One of the questions in the December discussion paper concerned mandatory education. Specifically:
Should it be mandatory for individuals seeking to be directors of companies to undertake core education on running a business and the potential risks of personal exposure to liabilities before being eligible for appointment?
“The imbalance of knowledge is particularly evident in the mismatch of the small business owners’ expectation of turnaround and the reality of the financial state of their business,” the paper said.
The report calls for feedback on whether Australia should introduce compulsory training before an individual either registers an Australian Business Number or starts as a company director.
Carnell says she hasn’t formed a clear view yet on whether this is the best course of action given the curb it could place on innovation.
“That said, the ramifications of trading insolvent are very real and some people really just didn’t have good knowledge,” she says.

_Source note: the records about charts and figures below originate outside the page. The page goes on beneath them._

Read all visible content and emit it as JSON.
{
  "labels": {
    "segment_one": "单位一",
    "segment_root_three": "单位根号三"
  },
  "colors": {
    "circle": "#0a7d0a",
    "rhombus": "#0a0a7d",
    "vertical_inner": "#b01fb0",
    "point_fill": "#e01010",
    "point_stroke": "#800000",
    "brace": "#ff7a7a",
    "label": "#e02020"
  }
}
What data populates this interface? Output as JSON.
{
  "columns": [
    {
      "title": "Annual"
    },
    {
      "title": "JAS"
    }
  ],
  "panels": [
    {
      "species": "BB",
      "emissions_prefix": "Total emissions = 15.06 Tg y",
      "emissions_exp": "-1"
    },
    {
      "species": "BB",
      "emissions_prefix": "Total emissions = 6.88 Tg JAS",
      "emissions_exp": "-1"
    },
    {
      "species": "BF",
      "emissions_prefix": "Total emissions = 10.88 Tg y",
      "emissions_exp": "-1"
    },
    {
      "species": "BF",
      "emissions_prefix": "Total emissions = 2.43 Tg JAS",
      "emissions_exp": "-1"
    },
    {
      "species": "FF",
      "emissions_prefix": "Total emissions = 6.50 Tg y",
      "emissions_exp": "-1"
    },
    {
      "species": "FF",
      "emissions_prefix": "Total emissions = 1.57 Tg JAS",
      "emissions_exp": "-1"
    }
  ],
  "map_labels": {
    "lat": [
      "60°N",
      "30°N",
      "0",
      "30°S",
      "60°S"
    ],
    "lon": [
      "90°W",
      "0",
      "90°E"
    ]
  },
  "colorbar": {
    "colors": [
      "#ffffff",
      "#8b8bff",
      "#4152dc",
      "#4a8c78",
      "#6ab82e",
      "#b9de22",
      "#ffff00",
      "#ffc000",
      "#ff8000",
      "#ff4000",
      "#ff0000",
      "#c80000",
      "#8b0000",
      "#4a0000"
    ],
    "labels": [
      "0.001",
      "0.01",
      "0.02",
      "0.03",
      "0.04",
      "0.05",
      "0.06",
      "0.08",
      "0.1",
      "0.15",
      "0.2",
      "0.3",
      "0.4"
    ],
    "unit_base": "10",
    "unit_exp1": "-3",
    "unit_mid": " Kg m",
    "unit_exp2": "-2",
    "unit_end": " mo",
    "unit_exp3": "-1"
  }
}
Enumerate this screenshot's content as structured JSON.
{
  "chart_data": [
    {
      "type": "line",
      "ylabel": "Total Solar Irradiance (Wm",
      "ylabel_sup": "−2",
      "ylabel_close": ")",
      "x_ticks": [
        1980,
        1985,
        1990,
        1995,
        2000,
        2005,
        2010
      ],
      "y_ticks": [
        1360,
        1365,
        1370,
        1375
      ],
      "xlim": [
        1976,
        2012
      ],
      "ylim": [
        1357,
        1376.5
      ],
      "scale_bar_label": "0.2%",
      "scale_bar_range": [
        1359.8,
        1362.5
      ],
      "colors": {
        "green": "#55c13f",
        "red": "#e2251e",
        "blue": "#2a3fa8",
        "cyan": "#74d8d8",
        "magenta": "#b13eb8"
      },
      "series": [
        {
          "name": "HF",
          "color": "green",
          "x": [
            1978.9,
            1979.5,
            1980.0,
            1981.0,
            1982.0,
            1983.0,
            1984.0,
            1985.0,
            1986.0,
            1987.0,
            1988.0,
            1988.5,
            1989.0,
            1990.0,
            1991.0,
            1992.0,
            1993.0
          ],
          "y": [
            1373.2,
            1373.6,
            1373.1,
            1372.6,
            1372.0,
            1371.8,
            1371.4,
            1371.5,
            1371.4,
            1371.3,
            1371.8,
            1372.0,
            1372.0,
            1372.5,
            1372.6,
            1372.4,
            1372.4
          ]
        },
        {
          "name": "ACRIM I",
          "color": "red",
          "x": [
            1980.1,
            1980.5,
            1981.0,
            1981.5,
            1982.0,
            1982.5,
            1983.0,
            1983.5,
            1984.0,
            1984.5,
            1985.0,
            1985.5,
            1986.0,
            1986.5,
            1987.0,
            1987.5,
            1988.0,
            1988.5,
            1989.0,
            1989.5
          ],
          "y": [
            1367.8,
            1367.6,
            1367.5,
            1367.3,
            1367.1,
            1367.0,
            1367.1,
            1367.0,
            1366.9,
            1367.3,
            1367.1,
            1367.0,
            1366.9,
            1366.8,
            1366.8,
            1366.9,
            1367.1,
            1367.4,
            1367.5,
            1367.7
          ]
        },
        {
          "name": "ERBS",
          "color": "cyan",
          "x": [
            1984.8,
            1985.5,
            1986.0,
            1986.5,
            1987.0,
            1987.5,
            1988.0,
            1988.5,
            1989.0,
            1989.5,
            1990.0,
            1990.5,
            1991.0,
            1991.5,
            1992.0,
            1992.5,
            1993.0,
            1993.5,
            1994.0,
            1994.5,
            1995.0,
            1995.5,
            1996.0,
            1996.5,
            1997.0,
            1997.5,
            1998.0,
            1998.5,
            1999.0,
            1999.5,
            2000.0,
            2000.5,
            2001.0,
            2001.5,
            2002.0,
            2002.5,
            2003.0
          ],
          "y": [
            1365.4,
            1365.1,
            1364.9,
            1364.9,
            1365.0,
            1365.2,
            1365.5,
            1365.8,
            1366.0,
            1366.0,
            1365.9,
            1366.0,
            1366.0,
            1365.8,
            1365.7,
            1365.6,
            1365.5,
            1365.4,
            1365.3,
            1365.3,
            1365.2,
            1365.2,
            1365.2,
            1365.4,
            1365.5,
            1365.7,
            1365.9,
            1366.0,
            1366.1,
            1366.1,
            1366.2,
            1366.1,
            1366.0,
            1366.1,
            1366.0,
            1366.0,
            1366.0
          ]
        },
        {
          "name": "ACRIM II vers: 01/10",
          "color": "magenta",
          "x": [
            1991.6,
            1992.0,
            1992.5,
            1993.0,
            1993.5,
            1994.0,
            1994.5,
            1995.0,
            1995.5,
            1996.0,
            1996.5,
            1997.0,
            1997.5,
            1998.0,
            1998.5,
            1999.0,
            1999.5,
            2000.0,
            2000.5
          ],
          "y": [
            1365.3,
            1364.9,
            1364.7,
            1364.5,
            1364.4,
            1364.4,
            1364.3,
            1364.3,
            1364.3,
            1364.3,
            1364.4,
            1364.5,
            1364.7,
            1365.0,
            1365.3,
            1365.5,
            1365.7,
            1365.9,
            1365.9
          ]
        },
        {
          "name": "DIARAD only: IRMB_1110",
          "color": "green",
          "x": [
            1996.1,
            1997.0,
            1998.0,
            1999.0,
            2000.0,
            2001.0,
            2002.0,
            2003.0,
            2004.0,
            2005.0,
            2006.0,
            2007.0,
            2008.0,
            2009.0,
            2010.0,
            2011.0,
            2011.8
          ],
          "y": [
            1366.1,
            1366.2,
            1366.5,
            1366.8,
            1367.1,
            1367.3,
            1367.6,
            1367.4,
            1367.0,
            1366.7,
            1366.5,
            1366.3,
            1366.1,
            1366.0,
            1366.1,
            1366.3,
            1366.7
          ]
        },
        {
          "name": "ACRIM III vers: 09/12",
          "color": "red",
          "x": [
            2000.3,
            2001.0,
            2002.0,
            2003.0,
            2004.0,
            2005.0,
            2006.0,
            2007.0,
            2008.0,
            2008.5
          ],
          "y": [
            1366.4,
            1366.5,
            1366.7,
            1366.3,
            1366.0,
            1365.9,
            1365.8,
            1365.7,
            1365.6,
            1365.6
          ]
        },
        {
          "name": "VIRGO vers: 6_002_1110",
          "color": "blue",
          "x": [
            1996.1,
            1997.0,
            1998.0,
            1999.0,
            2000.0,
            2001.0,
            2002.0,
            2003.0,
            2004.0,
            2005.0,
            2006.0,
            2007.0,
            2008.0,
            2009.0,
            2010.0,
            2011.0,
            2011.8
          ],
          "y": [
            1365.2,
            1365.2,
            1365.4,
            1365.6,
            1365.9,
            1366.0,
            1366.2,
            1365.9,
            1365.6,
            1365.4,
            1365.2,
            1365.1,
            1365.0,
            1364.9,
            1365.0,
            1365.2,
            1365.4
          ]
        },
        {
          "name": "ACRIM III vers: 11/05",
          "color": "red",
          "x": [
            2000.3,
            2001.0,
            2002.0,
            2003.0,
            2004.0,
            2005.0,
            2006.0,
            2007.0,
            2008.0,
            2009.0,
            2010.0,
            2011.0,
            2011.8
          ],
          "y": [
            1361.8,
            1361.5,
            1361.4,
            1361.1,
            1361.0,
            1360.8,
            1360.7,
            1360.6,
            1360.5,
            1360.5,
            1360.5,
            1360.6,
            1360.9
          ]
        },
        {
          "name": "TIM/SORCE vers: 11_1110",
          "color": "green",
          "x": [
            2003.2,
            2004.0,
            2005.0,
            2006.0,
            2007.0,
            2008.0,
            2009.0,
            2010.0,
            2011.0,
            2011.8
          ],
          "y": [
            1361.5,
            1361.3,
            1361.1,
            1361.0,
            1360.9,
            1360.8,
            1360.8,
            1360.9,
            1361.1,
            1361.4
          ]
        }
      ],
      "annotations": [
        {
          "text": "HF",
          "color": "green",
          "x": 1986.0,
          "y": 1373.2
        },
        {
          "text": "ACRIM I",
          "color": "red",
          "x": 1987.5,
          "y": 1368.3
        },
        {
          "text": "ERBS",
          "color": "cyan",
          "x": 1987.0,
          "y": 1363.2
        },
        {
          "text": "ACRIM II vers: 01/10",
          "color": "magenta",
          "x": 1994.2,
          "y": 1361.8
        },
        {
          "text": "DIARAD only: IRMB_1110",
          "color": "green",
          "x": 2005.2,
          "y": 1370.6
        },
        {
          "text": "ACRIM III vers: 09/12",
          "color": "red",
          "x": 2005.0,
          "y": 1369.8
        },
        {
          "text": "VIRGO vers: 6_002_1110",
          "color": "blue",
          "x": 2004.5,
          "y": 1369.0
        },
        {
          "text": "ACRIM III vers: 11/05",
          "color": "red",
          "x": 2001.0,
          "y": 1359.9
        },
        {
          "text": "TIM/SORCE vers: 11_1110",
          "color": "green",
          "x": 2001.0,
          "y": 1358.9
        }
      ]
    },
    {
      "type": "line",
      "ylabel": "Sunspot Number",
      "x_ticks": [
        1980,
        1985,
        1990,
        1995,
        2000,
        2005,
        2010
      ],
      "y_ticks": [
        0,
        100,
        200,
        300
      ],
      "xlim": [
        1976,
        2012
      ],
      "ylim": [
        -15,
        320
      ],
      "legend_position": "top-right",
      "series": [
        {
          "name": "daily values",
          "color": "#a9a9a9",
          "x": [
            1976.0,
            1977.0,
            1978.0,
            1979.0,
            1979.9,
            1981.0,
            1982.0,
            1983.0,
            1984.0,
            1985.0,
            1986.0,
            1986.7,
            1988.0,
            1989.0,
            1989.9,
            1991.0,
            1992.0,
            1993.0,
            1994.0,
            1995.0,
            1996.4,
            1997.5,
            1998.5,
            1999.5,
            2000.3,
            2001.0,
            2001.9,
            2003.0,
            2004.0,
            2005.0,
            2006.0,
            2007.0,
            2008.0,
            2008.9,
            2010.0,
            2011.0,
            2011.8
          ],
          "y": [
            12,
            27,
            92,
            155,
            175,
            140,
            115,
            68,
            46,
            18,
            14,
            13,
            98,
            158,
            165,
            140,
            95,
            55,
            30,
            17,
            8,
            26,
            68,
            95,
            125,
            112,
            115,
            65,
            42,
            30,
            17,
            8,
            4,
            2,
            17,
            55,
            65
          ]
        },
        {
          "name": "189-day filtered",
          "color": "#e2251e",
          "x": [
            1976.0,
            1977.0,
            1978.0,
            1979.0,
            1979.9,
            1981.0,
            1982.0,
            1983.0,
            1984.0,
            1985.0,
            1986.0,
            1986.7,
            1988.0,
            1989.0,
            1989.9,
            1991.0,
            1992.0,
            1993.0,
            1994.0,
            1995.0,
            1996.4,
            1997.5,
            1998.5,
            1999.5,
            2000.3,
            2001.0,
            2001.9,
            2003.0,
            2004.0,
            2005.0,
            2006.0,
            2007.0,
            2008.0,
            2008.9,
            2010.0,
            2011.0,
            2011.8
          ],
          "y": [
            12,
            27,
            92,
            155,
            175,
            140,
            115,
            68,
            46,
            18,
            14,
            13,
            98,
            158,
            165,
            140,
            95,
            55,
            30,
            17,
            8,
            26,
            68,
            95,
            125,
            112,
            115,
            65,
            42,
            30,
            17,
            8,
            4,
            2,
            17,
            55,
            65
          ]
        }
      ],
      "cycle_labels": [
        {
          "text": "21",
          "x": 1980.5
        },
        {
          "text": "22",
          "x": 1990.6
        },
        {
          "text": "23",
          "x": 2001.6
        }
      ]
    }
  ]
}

The industry body ARITA (Australian Restructuring and Turnaround Association) has backed the compulsory education idea with its CEO John Winters saying while he’s not suggesting it should be a university course “many go in without properly costing or having a proper business plan in place”.
Morelli agrees that those wanting to start a business should undergo compulsory business training. “Currently there’s no requirement for any level of training, especially at the smaller end of business. As a result, many directors are unaware of their obligations and the risks and pitfalls in running a business.
“Training is vital for business operators to understand their obligations and personal risks – also to understand that the company’s bank account is not their bank account.”
The final Insolvency Practices Inquiry report will be released in March 2020.